From BET's Rebel to Colson Whitehead's Pulitzer Prize-winning novel The Underground Railroad, popular culture has taken notice of the Black Lives Matter movement and the ongoing discussions about black bodies, often using it as a plot device. Oprah Winfrey jumped into this conversation with her HBO production of Immortal Life of Henrietta Lacks, a film about the journey to understand the legacy of extraordinary cells that transformed biomedicine. The movie, which premiered over the weekend, was fascinating—especially because the production has been embroiled in controversy over who has the right to tell the story of a family whose agency has already been abused by the medical system.
Henrietta Lacks "is not the first body that has been used. There's a long historical context," Daina Ramey Berry, an Austin-based historian at University of Texas, told me. Her book The Price for Their Pound of Flesh documents the commodification of enslaved bodies—including the body-snatching industry evoked by Whitehead—using black bodies for medical research at institutions that thrive to this day. "The field of medicine has long taken black bodies at will without consent. This shows there's a larger historical continuum for these kinds of practices."
The movie is based on the bestselling book by Rebecca Skloot (a white writer played by Rose Byrne in the film), who investigated the case of Henrietta Lacks, a poor, black Maryland woman whose cells were appropriated by Johns Hopkins Hospital in 1951 while she was being treated for cervical cancer. Lacks didn't survive, but her miraculous cells turned out to be extraordinary in their ability to live outside the body.
Dubbed HeLa, those cells live and thrive to this day; they've been responsible for breakthroughs in polio treatment, according to Alondra Nelson, Ph.D., the author of The Social Life of DNA. The cells changed the course of biomedical science, helping to understand cancer and other diseases while earning billions of dollars by companies that have purchased Lacks's cells for research and development. Still, the Lacks family hasn't seen a cent from this research bounty, and some still feel diminished by the well-received book, this movie, and institutions that still benefit financially from Lacks's cells.

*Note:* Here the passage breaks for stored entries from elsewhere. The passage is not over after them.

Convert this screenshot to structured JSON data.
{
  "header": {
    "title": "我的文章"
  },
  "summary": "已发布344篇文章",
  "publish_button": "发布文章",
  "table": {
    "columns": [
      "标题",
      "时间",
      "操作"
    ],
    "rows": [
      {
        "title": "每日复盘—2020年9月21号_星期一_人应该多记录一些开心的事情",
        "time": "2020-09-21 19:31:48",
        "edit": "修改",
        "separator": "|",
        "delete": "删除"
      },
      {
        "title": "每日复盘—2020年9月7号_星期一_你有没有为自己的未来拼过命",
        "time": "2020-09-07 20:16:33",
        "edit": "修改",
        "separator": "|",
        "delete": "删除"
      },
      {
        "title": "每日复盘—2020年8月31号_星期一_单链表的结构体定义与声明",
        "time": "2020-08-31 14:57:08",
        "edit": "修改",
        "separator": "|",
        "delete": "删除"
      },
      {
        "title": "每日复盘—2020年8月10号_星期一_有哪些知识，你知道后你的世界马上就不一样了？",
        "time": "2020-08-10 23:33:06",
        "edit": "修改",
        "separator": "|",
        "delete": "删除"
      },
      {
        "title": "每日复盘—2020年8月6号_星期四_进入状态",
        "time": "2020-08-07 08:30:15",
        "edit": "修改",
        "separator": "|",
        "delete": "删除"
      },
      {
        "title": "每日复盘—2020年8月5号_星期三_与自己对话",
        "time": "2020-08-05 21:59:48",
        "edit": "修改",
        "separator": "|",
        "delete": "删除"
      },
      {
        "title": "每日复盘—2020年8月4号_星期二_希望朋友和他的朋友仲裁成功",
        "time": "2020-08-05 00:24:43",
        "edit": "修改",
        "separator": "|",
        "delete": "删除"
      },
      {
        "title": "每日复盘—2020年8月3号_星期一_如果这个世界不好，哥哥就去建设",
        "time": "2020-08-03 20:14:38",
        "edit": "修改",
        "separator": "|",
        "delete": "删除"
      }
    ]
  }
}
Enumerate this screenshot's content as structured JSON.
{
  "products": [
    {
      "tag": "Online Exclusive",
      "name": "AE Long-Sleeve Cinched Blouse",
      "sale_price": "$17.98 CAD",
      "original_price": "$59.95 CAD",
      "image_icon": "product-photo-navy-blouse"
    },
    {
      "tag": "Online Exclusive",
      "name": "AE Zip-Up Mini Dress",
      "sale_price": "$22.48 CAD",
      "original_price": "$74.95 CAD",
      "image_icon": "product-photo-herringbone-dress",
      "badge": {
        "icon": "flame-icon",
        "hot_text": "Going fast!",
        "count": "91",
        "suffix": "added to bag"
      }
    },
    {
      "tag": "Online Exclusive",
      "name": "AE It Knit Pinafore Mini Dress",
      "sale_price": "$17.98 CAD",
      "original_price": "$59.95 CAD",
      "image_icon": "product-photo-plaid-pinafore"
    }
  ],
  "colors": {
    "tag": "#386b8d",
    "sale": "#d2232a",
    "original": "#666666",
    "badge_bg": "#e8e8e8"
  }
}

"I would be upset, too," Winfrey said on a conference call, noting that she invited the family to help flesh out who Lacks really was. She explained that the trouble with compensating Lacks's descendants is trying to trace drug companies and millions of variations of cells that have been dispersed: "That's a lawsuit I wouldn't want to be in."
With ownership and agency at the center this touching yet controversial story, Winfrey has been careful to characterize her portrayal of Lacks's daughter Deborah as the "spirit and essence" and "artful expression" of Lacks's life, because there's no way she could fully depict everything the wife and mother was. Winfrey indicated her goal is to make Henrietta Lacks a household name; even she couldn't believe she'd never heard of her until Skloot's book came out in 2010: "I know if I don't know that story, there's at least a million people who don't know."
Though Lacks's life story is peculiar and particular to the Lacks family, Winfrey explained that many African Americans will be able to see themselves through the exploitation of Lacks and the ethical transgressions documented in the film. "African Americans don't have a long history of bodily ownership," Harriet Washington, a noted medical ethicist and author of Medical Apartheid, told VICE. "This woman could be anybody's relative."
In the aftermath of exploitation, Washington said, African Americans have found themselves vilified and demonized, vested with negative images and stereotypes about their bodies. What bothers Washington is how some people have tried to excuse the behaviour that led to the theft and use of Lacks's cells: "People attempt to excuse such treatment: 'That's how things were done back then'," she said. "That's not how things were done back then. That's how things were done to black people." Even if the medical establishment failed to follow what is called "informed consent," Washington said, there was a physician's' code that would require permission before leveraging a person's own body for research or profit.
The idea that black people don't own their bodies is wired into the American psyche. Ramey Berry's research reveals how black bodies actually were valued during slavery, when they were considered property that could be documented in a financial ledger. Only after the Civil War, when whites couldn't write off the loss of a dead slave or gain from the sale of an alive slace, did black lives become persistently less valuable.
Of course, Ramey Berry argues, the US system of mass incarceration and professional sports continue to commodify black bodies. Inmates, disproportionately represented by blacks, work for meager sums, and the prison system is setup to capitalize on their presence and labour as an investment. And college football and basketball players don't financially benefit from the commercial licensing of their images, names and likenesses even though their overwhelming presence undergirds the money-making system. This is why Ramey Berry put names and backstories on enslaved people chronicled in her narrative, much like Winfrey's quest to make Lacks's name known to all.
Henrietta Lacks's story still resonates, Winfrey said, as it's still possible in the age of informed consent to have one's cells and other body parts used in research without patients knowing how, where, or why. It's this ongoing resonance and desire to highlight people of colour that sticks with Winfrey.
"Every time I find a story where a person of colour has made a mark, I feel lifted by that," Winfrey said. "Ordinary people can do extraordinary things through their faith, and through their work can shine the light of goodness on us."